This video made up from a series of still photos from one of our remote cameras along with some sound recorded by our songmeter shows a Male Superb Lyrebird systematically scratching around for food underneath the leaf litter. This scratching results in the leaf litter being turned over and is thought to improve the rate of nutrient cycling in the forest, helping to create compost that will feed the vegetation.
This vision of a mother Swamp Wallaby (Wallaby bicolor) and her young one was snapped at one of our monitoring sites in the Tarra Valley section of the park. The camera was ideally located to catch the action.

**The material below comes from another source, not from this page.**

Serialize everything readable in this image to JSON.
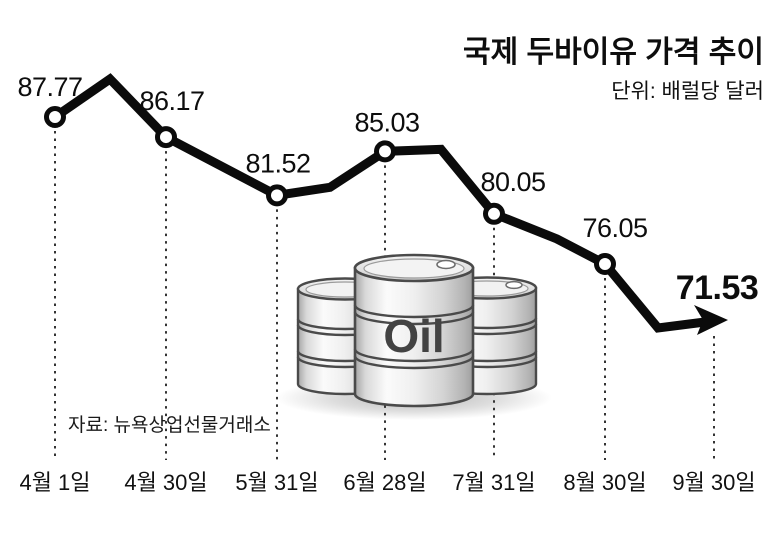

A very common site in the Strzelecki Ranges, the Common Wombat – (Vombatus ursinus) is mostly nocturnal and shelters in large burrows. The single young leave the pouch around 6-9 months of age and follow the mother on foot until they are fully weaned at about 20 months old. They only produce one young every 2 years. They feed on grasses, sedges and tubers. Be on the look out for them on the roads at night, They have absolutely no road sense and are likely to run straight in front of your vehicle if startled.
Footage of two Swamp Wallabies, Wallabia bicolor up to some hijnks in front of one of our remote cameras in the bulga park vicinity.
This presence of this Long Nosed Bandicoot ( Perameles nasuta ) is one of the many insights we are gaining about the habits of the Fauna of Tarra Bulga with the use of our remote infrared cameras. Long-nosed Bandicoots are active from dusk to dawn, digging cone-shaped holes in their search for insects, fungi and fleshy plant roots (tubers).